Berguido v. Eastern Air Lines, Inc.

KALODNER, Circuit Judge

(dissenting).

I would grant the petition for rehearing for these reasons:

(1) The trial court’s $8300 award to the plaintiffs after it had found that they had suffered damages of $375,000 was based on fact-findings which were “clearly erroneous” and against the overwhelming weight of the evidence; the trial court applied erroneous legal standards in its categorization of evidence as “negative” and rejected it for that reason; the fact-findings were based on rank speculation as evidenced by the trial court’s statement that “the actual cause of the crash of Flight 642 cannot be determined on the record before me * * * ” ; (emphasis supplied) and the trial- court’s fact-findings were inconsistent, and its judgment was inconsistent with its fact-findings;

(2) the trial court and this Court have failed to give effect to dispositive provisions of the Warsaw Convention which (a) accord the presumption of negligence on the part of a carrier where one is killed or injured aboard a plane and (b) make unavailable to the carrier the liability limitations of the Convention where there has been a failure to deliver a passenger ticket which advises the passenger of such limitations.

In my dissent reported at 369 F.2d 874, 880-886 (3 Cir. 1966), I spelled out in detail the respects in which the trial court and this Court failed to give effect to the provisions of the Warsaw Convention.

It would serve no useful purpose to here restate what I said in my dissent on the score stated.

Attention, however, must be called to the fact that the United States Court of Appeals for the Second Circuit, subsequent to the filing of my dissent, has, at 370 F.2d 508 (1966), affirmed Lisi v.

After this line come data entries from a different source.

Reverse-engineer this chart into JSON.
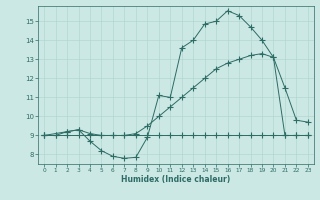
{
  "xlabel": "Humidex (Indice chaleur)",
  "bg_color": "#cce8e4",
  "line_color": "#2d6b65",
  "grid_color": "#aad4cc",
  "xlim": [
    -0.5,
    23.5
  ],
  "ylim": [
    7.5,
    15.8
  ],
  "yticks": [
    8,
    9,
    10,
    11,
    12,
    13,
    14,
    15
  ],
  "xticks": [
    0,
    1,
    2,
    3,
    4,
    5,
    6,
    7,
    8,
    9,
    10,
    11,
    12,
    13,
    14,
    15,
    16,
    17,
    18,
    19,
    20,
    21,
    22,
    23
  ],
  "line1_x": [
    0,
    1,
    2,
    3,
    4,
    5,
    6,
    7,
    8,
    9,
    10,
    11,
    12,
    13,
    14,
    15,
    16,
    17,
    18,
    19,
    20,
    21,
    22,
    23
  ],
  "line1_y": [
    9,
    9,
    9,
    9,
    9,
    9,
    9,
    9,
    9,
    9,
    9,
    9,
    9,
    9,
    9,
    9,
    9,
    9,
    9,
    9,
    9,
    9,
    9,
    9
  ],
  "line2_x": [
    0,
    2,
    3,
    4,
    5,
    6,
    7,
    8,
    9,
    10,
    11,
    12,
    13,
    14,
    15,
    16,
    17,
    18,
    19,
    20,
    21,
    22,
    23
  ],
  "line2_y": [
    9,
    9.2,
    9.3,
    9.1,
    9.0,
    9.0,
    9.0,
    9.1,
    9.5,
    10.0,
    10.5,
    11.0,
    11.5,
    12.0,
    12.5,
    12.8,
    13.0,
    13.2,
    13.3,
    13.1,
    11.5,
    9.8,
    9.7
  ],
  "line3_x": [
    0,
    1,
    2,
    3,
    4,
    5,
    6,
    7,
    8,
    9,
    10,
    11,
    12,
    13,
    14,
    15,
    16,
    17,
    18,
    19,
    20,
    21,
    22,
    23
  ],
  "line3_y": [
    9,
    9,
    9.2,
    9.3,
    8.7,
    8.2,
    7.9,
    7.8,
    7.85,
    8.9,
    11.1,
    11.0,
    13.6,
    14.0,
    14.85,
    15.0,
    15.55,
    15.3,
    14.7,
    14.0,
    13.1,
    9.0,
    9.0,
    9.0
  ]
}
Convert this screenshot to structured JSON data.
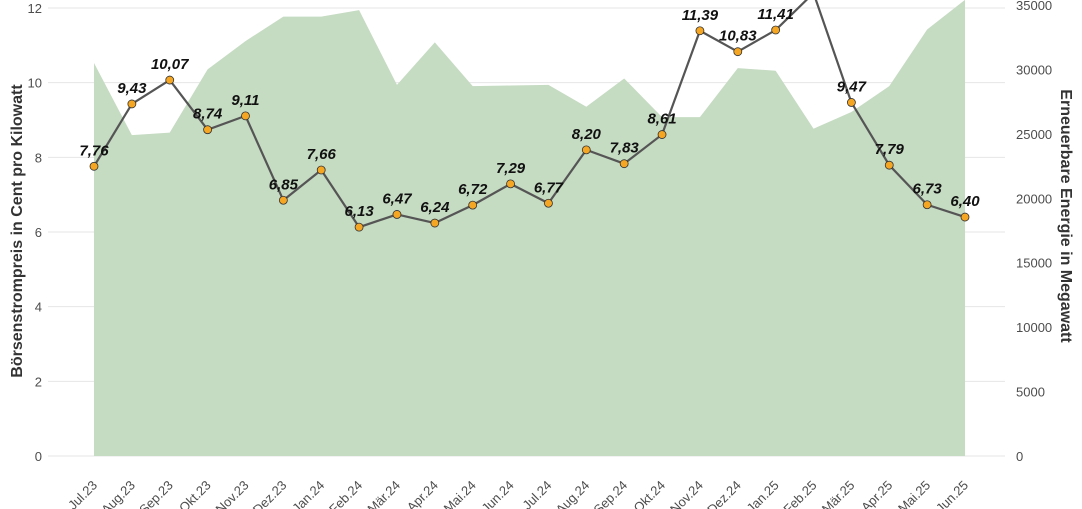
{
  "chart_data": {
    "type": "line",
    "xlabel": "",
    "ylabel": "Börsenstrompreis in Cent pro Kilowatt",
    "y2label": "Erneuerbare Energie in Megawatt",
    "ylim": [
      0,
      12
    ],
    "y2lim": [
      0,
      35000
    ],
    "yticks": [
      0,
      2,
      4,
      6,
      8,
      10,
      12
    ],
    "y2ticks": [
      0,
      5000,
      10000,
      15000,
      20000,
      25000,
      30000,
      35000
    ],
    "grid": true,
    "categories": [
      "Jul.23",
      "Aug.23",
      "Sep.23",
      "Okt.23",
      "Nov.23",
      "Dez.23",
      "Jan.24",
      "Feb.24",
      "Mär.24",
      "Apr.24",
      "Mai.24",
      "Jun.24",
      "Jul.24",
      "Aug.24",
      "Sep.24",
      "Okt.24",
      "Nov.24",
      "Dez.24",
      "Jan.25",
      "Feb.25",
      "Mär.25",
      "Apr.25",
      "Mai.25",
      "Jun.25"
    ],
    "tick_labels": [
      "Jul.23",
      "Aug.23",
      "Sep.23",
      "Okt.23",
      "Nov.23",
      "Dez.23",
      "Jan.24",
      "Feb.24",
      "Mär.24",
      "Apr.24",
      "Mai.24",
      "Jun.24",
      "Jul.24",
      "Aug.24",
      "Sep.24",
      "Okt.24",
      "Nov.24",
      "Dez.24",
      "Jan.25",
      "Feb.25",
      "Mär.25",
      "Apr.25",
      "Mai.25",
      "Jun.25"
    ],
    "series": [
      {
        "axis": "left",
        "kind": "line",
        "color": "#555555",
        "marker_color": "#f5a623",
        "values": [
          7.76,
          9.43,
          10.07,
          8.74,
          9.11,
          6.85,
          7.66,
          6.13,
          6.47,
          6.24,
          6.72,
          7.29,
          6.77,
          8.2,
          7.83,
          8.61,
          11.39,
          10.83,
          11.41,
          12.4,
          9.47,
          7.79,
          6.73,
          6.4
        ],
        "labels": [
          "7,76",
          "9,43",
          "10,07",
          "8,74",
          "9,11",
          "6,85",
          "7,66",
          "6,13",
          "6,47",
          "6,24",
          "6,72",
          "7,29",
          "6,77",
          "8,20",
          "7,83",
          "8,61",
          "11,39",
          "10,83",
          "11,41",
          "",
          "9,47",
          "7,79",
          "6,73",
          "6,40"
        ]
      },
      {
        "axis": "right",
        "kind": "area",
        "color": "#c5dbc2",
        "values": [
          30500,
          24900,
          25100,
          30000,
          32200,
          34100,
          34100,
          34600,
          28800,
          32100,
          28700,
          28750,
          28800,
          27100,
          29300,
          26300,
          26300,
          30100,
          29900,
          25400,
          26700,
          28700,
          33100,
          35400
        ]
      }
    ]
  }
}
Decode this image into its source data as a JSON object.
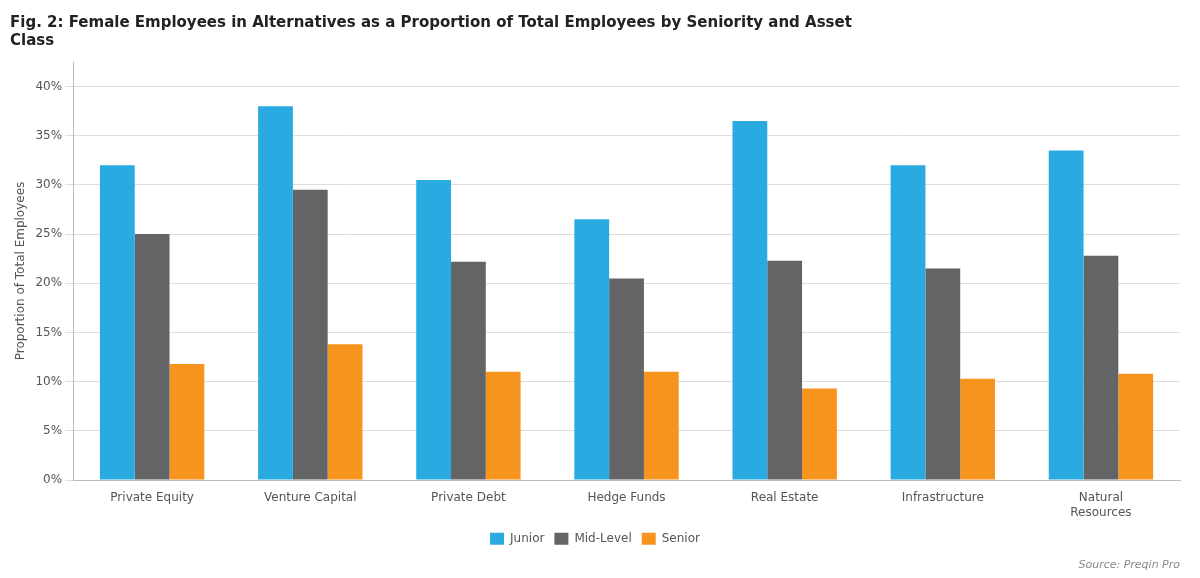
{
  "chart_data": {
    "type": "bar",
    "title": "Fig. 2: Female Employees in Alternatives as a Proportion of Total Employees by Seniority and Asset\nClass",
    "ylabel": "Proportion of Total Employees",
    "annotations": [
      "Source: Preqin Pro"
    ],
    "categories": [
      "Private Equity",
      "Venture Capital",
      "Private Debt",
      "Hedge Funds",
      "Real Estate",
      "Infrastructure",
      "Natural\nResources"
    ],
    "series": [
      {
        "name": "Junior",
        "color": "#29ABE2",
        "values": [
          0.32,
          0.38,
          0.305,
          0.265,
          0.365,
          0.32,
          0.335
        ]
      },
      {
        "name": "Mid-Level",
        "color": "#636466",
        "values": [
          0.25,
          0.295,
          0.222,
          0.205,
          0.223,
          0.215,
          0.228
        ]
      },
      {
        "name": "Senior",
        "color": "#F7941D",
        "values": [
          0.118,
          0.138,
          0.11,
          0.11,
          0.093,
          0.103,
          0.108
        ]
      }
    ],
    "ylim": [
      0,
      0.425
    ],
    "yticks": [
      {
        "value": 0.0,
        "label": "0%"
      },
      {
        "value": 0.05,
        "label": "5%"
      },
      {
        "value": 0.1,
        "label": "10%"
      },
      {
        "value": 0.15,
        "label": "15%"
      },
      {
        "value": 0.2,
        "label": "20%"
      },
      {
        "value": 0.25,
        "label": "25%"
      },
      {
        "value": 0.3,
        "label": "30%"
      },
      {
        "value": 0.35,
        "label": "35%"
      },
      {
        "value": 0.4,
        "label": "40%"
      }
    ],
    "grid": true,
    "legend": "bottom"
  }
}
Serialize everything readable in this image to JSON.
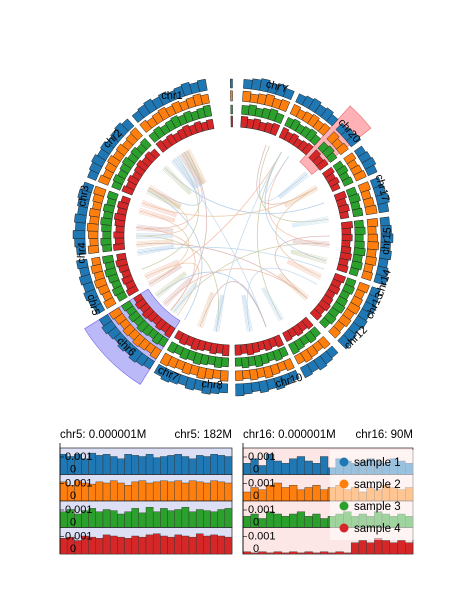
{
  "colors": {
    "sample_1": "#1f77b4",
    "sample_2": "#ff7f0e",
    "sample_3": "#2ca02c",
    "sample_4": "#d62728",
    "chr5_highlight": "#6b63f0",
    "chr16_highlight": "#ff9ea4",
    "bg_chr5": "#dde0f5",
    "bg_chr16": "#fde6e6"
  },
  "chart_data": [
    {
      "type": "circos",
      "chromosomes": [
        "chr1",
        "chr2",
        "chr3",
        "chr4",
        "chr5",
        "chr6",
        "chr7",
        "chr8",
        "chr10",
        "chr12",
        "chr13",
        "chr14",
        "chr15",
        "chr17",
        "chr20",
        "chrY"
      ],
      "highlighted": [
        "chr5",
        "chr16"
      ],
      "tracks": [
        "sample 1",
        "sample 2",
        "sample 3",
        "sample 4"
      ]
    },
    {
      "type": "bar",
      "title_left": "chr5: 0.000001M",
      "title_right": "chr5: 182M",
      "ytick_labels": [
        "0.001",
        "0"
      ],
      "series": [
        {
          "name": "sample 1",
          "values": [
            0.9,
            0.8,
            0.9,
            0.7,
            0.95,
            0.85,
            0.9,
            0.8,
            0.7,
            0.9,
            0.85,
            0.8,
            0.9,
            0.75,
            0.8,
            0.85,
            0.9,
            0.8,
            0.7,
            0.85,
            0.8,
            0.9,
            0.85,
            0.8
          ]
        },
        {
          "name": "sample 2",
          "values": [
            0.85,
            0.7,
            0.9,
            0.8,
            0.75,
            0.85,
            0.8,
            0.9,
            0.8,
            0.7,
            0.85,
            0.9,
            0.8,
            0.85,
            0.9,
            0.85,
            0.9,
            0.8,
            0.9,
            0.85,
            0.8,
            0.9,
            0.85,
            0.8
          ]
        },
        {
          "name": "sample 3",
          "values": [
            0.7,
            0.8,
            0.6,
            0.75,
            0.85,
            0.7,
            0.8,
            0.75,
            0.6,
            0.7,
            0.85,
            0.65,
            0.9,
            0.7,
            0.85,
            0.75,
            0.8,
            0.9,
            0.7,
            0.8,
            0.75,
            0.7,
            0.8,
            0.85
          ]
        },
        {
          "name": "sample 4",
          "values": [
            0.7,
            0.75,
            0.6,
            0.8,
            0.75,
            0.7,
            0.85,
            0.8,
            0.75,
            0.7,
            0.8,
            0.75,
            0.85,
            0.9,
            0.8,
            0.75,
            0.85,
            0.8,
            0.75,
            0.9,
            0.8,
            0.85,
            0.8,
            0.75
          ]
        }
      ]
    },
    {
      "type": "bar",
      "title_left": "chr16: 0.000001M",
      "title_right": "chr16: 90M",
      "ytick_labels": [
        "0.001",
        "0"
      ],
      "series": [
        {
          "name": "sample 1",
          "values": [
            0.5,
            0.7,
            0.4,
            0.9,
            0.6,
            0.5,
            0.7,
            0.8,
            0.6,
            0.5,
            0.8,
            0.3,
            0.7,
            0.6,
            0.5,
            0.6,
            0.7,
            0.6,
            0.5,
            0.7,
            0.6,
            0.5
          ]
        },
        {
          "name": "sample 2",
          "values": [
            0.4,
            0.6,
            0.5,
            0.7,
            0.8,
            0.6,
            0.7,
            0.5,
            0.6,
            0.7,
            0.5,
            0.6,
            0.7,
            0.5,
            0.6,
            0.4,
            0.6,
            0.5,
            0.7,
            0.6,
            0.5,
            0.6
          ]
        },
        {
          "name": "sample 3",
          "values": [
            0.5,
            0.6,
            0.4,
            0.7,
            0.6,
            0.5,
            0.6,
            0.7,
            0.5,
            0.6,
            0.4,
            0.5,
            0.6,
            0.7,
            0.5,
            0.6,
            0.5,
            0.7,
            0.6,
            0.5,
            0.6,
            0.5
          ]
        },
        {
          "name": "sample 4",
          "values": [
            0.1,
            0.05,
            0.1,
            0.05,
            0.1,
            0.05,
            0.1,
            0.05,
            0.1,
            0.05,
            0.1,
            0.05,
            0.1,
            0.05,
            0.5,
            0.6,
            0.5,
            0.7,
            0.6,
            0.5,
            0.6,
            0.5
          ]
        }
      ]
    }
  ],
  "legend": {
    "placement": "right",
    "entries": [
      "sample 1",
      "sample 2",
      "sample 3",
      "sample 4"
    ]
  }
}
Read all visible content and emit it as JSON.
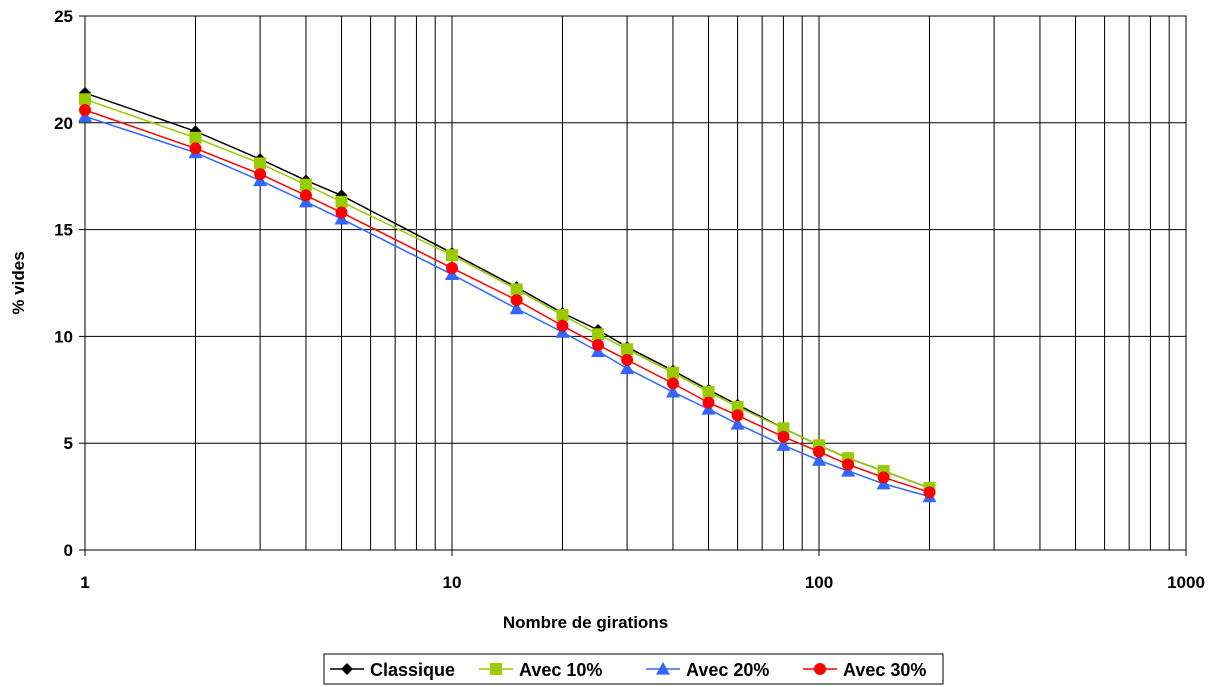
{
  "chart_data": {
    "type": "line",
    "xscale": "log",
    "xlim": [
      1,
      1000
    ],
    "ylim": [
      0,
      25
    ],
    "xticks": [
      "1",
      "10",
      "100",
      "1000"
    ],
    "yticks": [
      "0",
      "5",
      "10",
      "15",
      "20",
      "25"
    ],
    "xlabel": "Nombre de girations",
    "ylabel": "% vides",
    "grid": true,
    "legend_position": "bottom",
    "x": [
      1,
      2,
      3,
      4,
      5,
      10,
      15,
      20,
      25,
      30,
      40,
      50,
      60,
      80,
      100,
      120,
      150,
      200
    ],
    "series": [
      {
        "name": "Classique",
        "color": "#000000",
        "marker": "diamond",
        "values": [
          21.4,
          19.6,
          18.3,
          17.3,
          16.6,
          13.9,
          12.3,
          11.1,
          10.3,
          9.5,
          8.4,
          7.5,
          6.8,
          5.7,
          4.9,
          4.3,
          3.7,
          2.9
        ]
      },
      {
        "name": "Avec 10%",
        "color": "#99CC00",
        "marker": "square",
        "values": [
          21.1,
          19.3,
          18.1,
          17.1,
          16.3,
          13.8,
          12.2,
          11.0,
          10.1,
          9.4,
          8.3,
          7.4,
          6.7,
          5.7,
          4.9,
          4.3,
          3.7,
          2.9
        ]
      },
      {
        "name": "Avec 20%",
        "color": "#3366FF",
        "marker": "triangle",
        "values": [
          20.3,
          18.6,
          17.3,
          16.3,
          15.5,
          12.9,
          11.3,
          10.2,
          9.3,
          8.5,
          7.4,
          6.6,
          5.9,
          4.9,
          4.2,
          3.7,
          3.1,
          2.5
        ]
      },
      {
        "name": "Avec 30%",
        "color": "#FF0000",
        "marker": "circle",
        "values": [
          20.6,
          18.8,
          17.6,
          16.6,
          15.8,
          13.2,
          11.7,
          10.5,
          9.6,
          8.9,
          7.8,
          6.9,
          6.3,
          5.3,
          4.6,
          4.0,
          3.4,
          2.7
        ]
      }
    ]
  }
}
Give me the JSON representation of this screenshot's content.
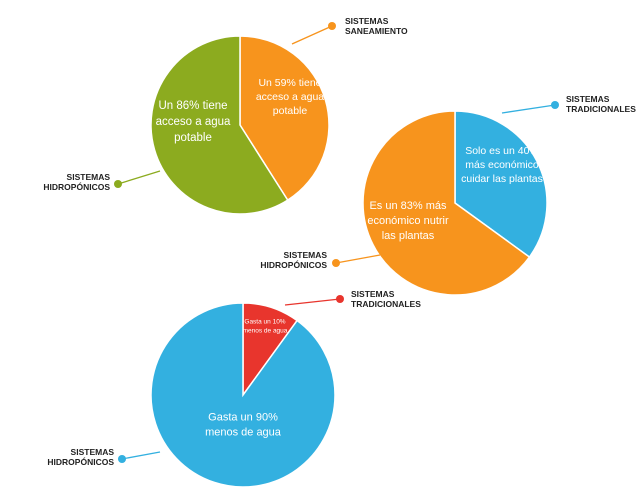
{
  "chart_data": [
    {
      "type": "pie",
      "slices": [
        {
          "label": "SISTEMAS SANEAMIENTO",
          "value": 41,
          "text": [
            "Un 59% tiene",
            "acceso a agua",
            "potable"
          ],
          "color": "#f7941d"
        },
        {
          "label": "SISTEMAS HIDROPÓNICOS",
          "value": 59,
          "text": [
            "Un 86% tiene",
            "acceso a agua",
            "potable"
          ],
          "color": "#8cab1f"
        }
      ]
    },
    {
      "type": "pie",
      "slices": [
        {
          "label": "SISTEMAS TRADICIONALES",
          "value": 35,
          "text": [
            "Solo es un 40%",
            "más económico",
            "cuidar las plantas"
          ],
          "color": "#33b0e0"
        },
        {
          "label": "SISTEMAS HIDROPÓNICOS",
          "value": 65,
          "text": [
            "Es un 83% más",
            "económico nutrir",
            "las plantas"
          ],
          "color": "#f7941d"
        }
      ]
    },
    {
      "type": "pie",
      "slices": [
        {
          "label": "SISTEMAS TRADICIONALES",
          "value": 10,
          "text": [
            "Gasta un 10%",
            "menos de agua"
          ],
          "color": "#e8352d"
        },
        {
          "label": "SISTEMAS HIDROPÓNICOS",
          "value": 90,
          "text": [
            "Gasta un 90%",
            "menos de agua"
          ],
          "color": "#33b0e0"
        }
      ]
    }
  ]
}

Alitalia-Linee Aeree Italiane, 253 F. Supp. 237 (S.D.N.Y. 1966), where it was held that a passenger ticket similar to that here involved failed to comply with the requirement of the notice provisions of Article 3(1) (e) of the Warsaw Convention and that the liability limitations of. the Convention were for that reason not available to the carrier.

In affirming, the Second Circuit, after quoting the relevant liability-limiting Articles of the Convention, said at 370 F.2d 511-514:

“These Articles, moreover, provide that the ticket and check shall contain certain specified information, including ‘a statement that the transportation is subject to the rules relating to liability established by this convention.’ Thus, it would appear, that unless the carrier furnishes to the passenger a ticket or baggage check containing the appropriate statement, it may not restrict its liability as circumscribed by the Convention Articles.
* * *
“The Convention’s arbitrary limitations on liability which have been severely and repeatedly criticized — are advantageous to the carrier. But the quid pro quo for this one-sided advantage is delivery to the passenger of a ticket and baggage check which give him notice that on the air trip he is about to take, the amount of recovery to him or his family in the event of a crash, is limited very substantially. Thus the passenger is given the opportunity to purchase additional flight insurance or to take such other steps for his self-protection as he sees fit.
“This notice to passengers is especially important in this country where the overwhelming number of people who *371travel by air do so on domestic flights, for which the Convention’s restrictions on liability are inapplicable. It is too much to expect these passengers to be sufficiently sophisticated to realize that although they are traveling the same number of miles on an international flight that they have frequently traveled domestically, the amount they may recover in the event of an accident is drastically reduced. * * *
“We proceed to determine, therefore, whether the particular tickets and baggage checks involved in the present case gave the appellees adequate notice. On the front of the ticket and baggage check, in exceedingly small print, was the following message: 'Each passenger should carefully examine this ticket, particularly the Conditions on page 4.’ * * *
“Judge MacMahon appropriately characterized the ‘notice’ to the passengers in his pithy conclusion as ‘camouflaged in Lilliputian print in a thicket of “Conditions of Contract” * * *. Indeed the exculpatory statements on which defendant relies are virtually invisible. They are ineffectively positioned, diminutively sized, and unemphasized by bold face type, contrasting color, or anything else. The simple truth is that they are so artfully camouflaged that their presence is concealed.’ 253 F.Supp. at 243. Accord, Warren v. Flying Tiger Line, Inc., supra, 9 Cir., 352 F.2d 494, at 497. But see Seth v. British Overseas Airways Corp., 329 F.2d 302 (1st Cir.), cert. denied, 379 U.S. 858, 85 S.Ct. 114, 13 L.Ed.2d 61 (1964).
“We agree that a jury could not reasonably have found that the tickets and baggage checks gave the passengers the required notice. The District Court properly granted partial summary judgment striking out these affirmative defenses of appellant.”

The disposition made by this Court at 369 F.2d 874 in the instant case is in conflict with that made by the Second Circuit and for that reason alone requires the granting of the petition for rehearing.

STALEY, Chief Judge, joins in this dissent.